As the COVID-19 pandemic continues in the U.S., the stressors for health care workers have shifted from acute to chronic, requiring different management strategies, says Charlene Dewey, M.D., director of the Center for Professional Health at Vanderbilt University Medical Center.
“People have to evolve with the stress. What we did in March and what we do now is totally different,” she said.
“What we did in March and what we do now is totally different.”
Back in March, Dewey co-wrote a commentary in the Annals of Internal Medicine on ways to proactively support health care workers during the pandemic. Now, her efforts have evolved to include a host of resources available to Vanderbilt clinicians and staff, and to others nationally as online education and training.
Dewey has helped create downloadable tip sheets that address common concerns of health care workers during COVID-19, based on her experiences at the Center for Professional Health. The tip sheets are now included among the National Academy of Medicine’s COVID-19 resources.
One tip sheet addresses back-to-school concerns, particularly for parents of special needs children. Others are tailored for furloughed health care workers or those at risk of substance abuse, and more are on the way.
“The unpredictability of this situation is so stressful,” Dewey said, citing regions that have begun reopening only to close down again. “We are trying to help providers predict some of the stressors. We look down the line to see what might catch them off guard.”
Online Resources and Counseling
The tip sheets complement other online resources, including a weekly webinar on requested topics. Dewey’s team has also successfully moved all of the Center’s wellness courses online for access during quarantine, and provides CME credits for participation.
Still, Dewey said some health care workers may require further support. At Vanderbilt, she refers them to the medical center’s Work/Life Connections program, a physician health and wellness program that offers coaching and counseling – plus an additional set of COVID-19 resources.
Mary Yarbrough, M.D., directs the program at Vanderbilt, which was the first of its kind in the country. She also co-chaired the Vanderbilt Task Force for Empowerment and Well-being with Reid Thompson, M.D., chair of neurological surgery at Vanderbilt.
“We know that strengthening well-being among individuals strengthens all of us,” Yarbrough said. “Especially during this pandemic time, physicians need to find meaning and enjoyment in their work.”
“Strengthening well-being among individuals strengthens all of us.”

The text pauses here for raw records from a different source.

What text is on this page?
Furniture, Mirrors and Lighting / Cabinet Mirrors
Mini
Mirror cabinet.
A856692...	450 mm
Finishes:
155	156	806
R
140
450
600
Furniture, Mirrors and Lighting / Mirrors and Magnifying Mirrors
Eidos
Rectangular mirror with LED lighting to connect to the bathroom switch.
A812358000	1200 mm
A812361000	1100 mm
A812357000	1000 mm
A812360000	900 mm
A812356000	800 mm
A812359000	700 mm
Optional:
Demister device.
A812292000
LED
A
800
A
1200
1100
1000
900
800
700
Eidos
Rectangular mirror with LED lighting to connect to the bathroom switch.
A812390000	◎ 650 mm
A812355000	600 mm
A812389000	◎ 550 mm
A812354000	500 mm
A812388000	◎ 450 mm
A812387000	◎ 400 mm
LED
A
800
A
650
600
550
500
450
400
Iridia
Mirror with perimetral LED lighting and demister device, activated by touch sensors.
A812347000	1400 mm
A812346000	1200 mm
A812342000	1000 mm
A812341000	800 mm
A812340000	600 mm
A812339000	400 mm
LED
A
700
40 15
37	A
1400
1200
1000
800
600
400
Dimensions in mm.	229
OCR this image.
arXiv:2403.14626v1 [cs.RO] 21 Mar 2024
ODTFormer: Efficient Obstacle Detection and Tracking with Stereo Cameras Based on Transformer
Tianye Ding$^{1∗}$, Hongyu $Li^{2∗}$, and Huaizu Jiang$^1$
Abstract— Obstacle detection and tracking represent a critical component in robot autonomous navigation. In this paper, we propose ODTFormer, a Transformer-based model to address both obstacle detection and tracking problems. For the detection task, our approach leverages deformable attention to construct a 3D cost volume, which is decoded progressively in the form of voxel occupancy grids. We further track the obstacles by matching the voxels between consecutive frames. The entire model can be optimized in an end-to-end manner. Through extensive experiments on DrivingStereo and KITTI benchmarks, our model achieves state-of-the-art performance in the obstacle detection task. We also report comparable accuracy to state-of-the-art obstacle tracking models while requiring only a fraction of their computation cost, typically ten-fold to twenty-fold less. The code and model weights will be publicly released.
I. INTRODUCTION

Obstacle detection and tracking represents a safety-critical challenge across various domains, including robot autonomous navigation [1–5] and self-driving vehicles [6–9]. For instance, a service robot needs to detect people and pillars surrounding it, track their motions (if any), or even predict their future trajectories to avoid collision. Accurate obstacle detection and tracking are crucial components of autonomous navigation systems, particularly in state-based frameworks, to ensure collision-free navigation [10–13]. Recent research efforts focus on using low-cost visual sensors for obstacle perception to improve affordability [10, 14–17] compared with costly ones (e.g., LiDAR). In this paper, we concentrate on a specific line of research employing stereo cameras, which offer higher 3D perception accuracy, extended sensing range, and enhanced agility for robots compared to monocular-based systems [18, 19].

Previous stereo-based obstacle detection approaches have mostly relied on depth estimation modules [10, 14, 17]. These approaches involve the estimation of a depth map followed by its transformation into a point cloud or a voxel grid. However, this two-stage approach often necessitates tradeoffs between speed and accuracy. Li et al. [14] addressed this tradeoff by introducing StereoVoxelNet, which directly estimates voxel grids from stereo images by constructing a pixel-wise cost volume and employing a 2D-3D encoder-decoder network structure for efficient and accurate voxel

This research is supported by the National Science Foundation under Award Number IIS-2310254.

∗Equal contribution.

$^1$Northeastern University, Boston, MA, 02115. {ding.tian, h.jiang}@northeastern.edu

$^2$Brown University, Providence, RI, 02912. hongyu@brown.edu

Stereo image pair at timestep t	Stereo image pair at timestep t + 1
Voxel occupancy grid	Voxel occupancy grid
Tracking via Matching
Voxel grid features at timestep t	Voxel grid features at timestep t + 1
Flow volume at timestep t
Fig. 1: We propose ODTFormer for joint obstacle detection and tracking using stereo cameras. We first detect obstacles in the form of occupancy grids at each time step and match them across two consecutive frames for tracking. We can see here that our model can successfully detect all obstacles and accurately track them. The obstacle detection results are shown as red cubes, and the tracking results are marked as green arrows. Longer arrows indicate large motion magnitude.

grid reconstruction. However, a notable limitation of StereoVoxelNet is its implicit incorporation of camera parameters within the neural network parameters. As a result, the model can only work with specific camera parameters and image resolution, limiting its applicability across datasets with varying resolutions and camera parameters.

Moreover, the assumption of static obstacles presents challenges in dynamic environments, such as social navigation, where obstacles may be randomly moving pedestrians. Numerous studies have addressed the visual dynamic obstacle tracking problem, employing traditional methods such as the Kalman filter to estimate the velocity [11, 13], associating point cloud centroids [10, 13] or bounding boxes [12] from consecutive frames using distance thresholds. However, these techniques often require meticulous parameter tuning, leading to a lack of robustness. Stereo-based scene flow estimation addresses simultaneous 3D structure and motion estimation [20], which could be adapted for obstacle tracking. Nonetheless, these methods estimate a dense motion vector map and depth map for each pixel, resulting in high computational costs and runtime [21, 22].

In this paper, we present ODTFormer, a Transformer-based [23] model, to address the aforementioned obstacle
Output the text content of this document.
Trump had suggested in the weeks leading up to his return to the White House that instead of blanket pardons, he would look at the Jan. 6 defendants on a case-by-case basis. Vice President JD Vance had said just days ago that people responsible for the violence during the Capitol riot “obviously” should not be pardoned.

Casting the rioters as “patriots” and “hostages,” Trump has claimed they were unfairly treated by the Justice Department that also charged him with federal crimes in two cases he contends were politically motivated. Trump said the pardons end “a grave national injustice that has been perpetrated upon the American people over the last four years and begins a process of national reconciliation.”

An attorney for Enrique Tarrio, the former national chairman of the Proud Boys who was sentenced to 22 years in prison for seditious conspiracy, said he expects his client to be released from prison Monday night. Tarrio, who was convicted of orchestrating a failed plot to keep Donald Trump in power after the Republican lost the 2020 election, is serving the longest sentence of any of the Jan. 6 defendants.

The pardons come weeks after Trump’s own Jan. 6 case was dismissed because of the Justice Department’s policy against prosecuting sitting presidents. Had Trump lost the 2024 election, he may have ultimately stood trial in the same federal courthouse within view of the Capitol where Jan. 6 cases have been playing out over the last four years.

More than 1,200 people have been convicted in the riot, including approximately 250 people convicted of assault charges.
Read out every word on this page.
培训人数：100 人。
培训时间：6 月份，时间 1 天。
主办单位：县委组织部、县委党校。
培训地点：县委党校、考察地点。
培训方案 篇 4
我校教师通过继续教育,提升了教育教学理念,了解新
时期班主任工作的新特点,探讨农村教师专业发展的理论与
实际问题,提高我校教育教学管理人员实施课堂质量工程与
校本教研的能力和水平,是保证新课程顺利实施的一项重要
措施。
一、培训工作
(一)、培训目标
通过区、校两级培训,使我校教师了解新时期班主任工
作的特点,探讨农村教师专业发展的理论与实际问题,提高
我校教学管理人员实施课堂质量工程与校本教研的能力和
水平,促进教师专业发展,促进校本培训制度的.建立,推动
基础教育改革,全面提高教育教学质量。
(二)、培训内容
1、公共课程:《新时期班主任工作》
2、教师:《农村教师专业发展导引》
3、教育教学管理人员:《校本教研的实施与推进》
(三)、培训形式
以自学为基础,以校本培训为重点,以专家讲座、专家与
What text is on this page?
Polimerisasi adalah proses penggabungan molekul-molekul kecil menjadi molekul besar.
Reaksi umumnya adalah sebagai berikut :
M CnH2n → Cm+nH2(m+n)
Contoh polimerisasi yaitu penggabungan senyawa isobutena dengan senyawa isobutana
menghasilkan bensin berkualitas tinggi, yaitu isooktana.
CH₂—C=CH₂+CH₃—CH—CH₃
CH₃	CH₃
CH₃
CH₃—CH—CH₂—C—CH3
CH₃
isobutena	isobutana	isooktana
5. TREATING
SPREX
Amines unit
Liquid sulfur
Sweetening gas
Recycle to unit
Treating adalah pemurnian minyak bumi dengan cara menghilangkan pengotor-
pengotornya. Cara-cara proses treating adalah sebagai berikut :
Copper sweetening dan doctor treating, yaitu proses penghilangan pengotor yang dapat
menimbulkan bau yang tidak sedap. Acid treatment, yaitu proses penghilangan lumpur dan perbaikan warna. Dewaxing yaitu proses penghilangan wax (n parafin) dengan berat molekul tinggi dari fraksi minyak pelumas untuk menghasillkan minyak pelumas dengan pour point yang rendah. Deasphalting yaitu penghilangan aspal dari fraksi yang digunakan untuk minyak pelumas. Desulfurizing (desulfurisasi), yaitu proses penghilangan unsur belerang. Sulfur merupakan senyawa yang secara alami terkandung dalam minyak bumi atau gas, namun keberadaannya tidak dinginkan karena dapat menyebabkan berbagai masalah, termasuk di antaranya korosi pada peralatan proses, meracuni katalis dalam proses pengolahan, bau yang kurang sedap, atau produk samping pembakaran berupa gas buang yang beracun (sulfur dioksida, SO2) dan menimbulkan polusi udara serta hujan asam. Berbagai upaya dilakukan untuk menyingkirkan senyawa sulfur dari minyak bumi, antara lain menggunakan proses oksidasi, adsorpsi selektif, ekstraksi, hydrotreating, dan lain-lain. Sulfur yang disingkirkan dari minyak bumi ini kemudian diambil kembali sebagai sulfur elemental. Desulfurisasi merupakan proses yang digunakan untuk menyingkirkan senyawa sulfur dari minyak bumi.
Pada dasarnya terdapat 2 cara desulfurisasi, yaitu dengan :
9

Dewey says communication and maintaining a commitment to supporting health care workers will be key for dealing with the pandemic over the long term.
“Some people thought it should be done by now. I think as physicians, we understood the reality that this wasn’t going away any time soon,” Dewey said. “Now we’re making sure we’ve adapted our routines, we’re grounded in them, and they are becoming habit.”
One enduring message, Dewey sees, must be the importance of self-care. Without it, experts say high stress can have debilitating effects on a health care worker’s cognition and physical health.
Yarbrough adds, “Well-being can’t be another add-on task for physicians; we need to find ways to empower physicians and their organizations to prioritize well-being in the same way we consider quality, safety, and productivity.”
“Well-being can’t be another add-on task for physicians.”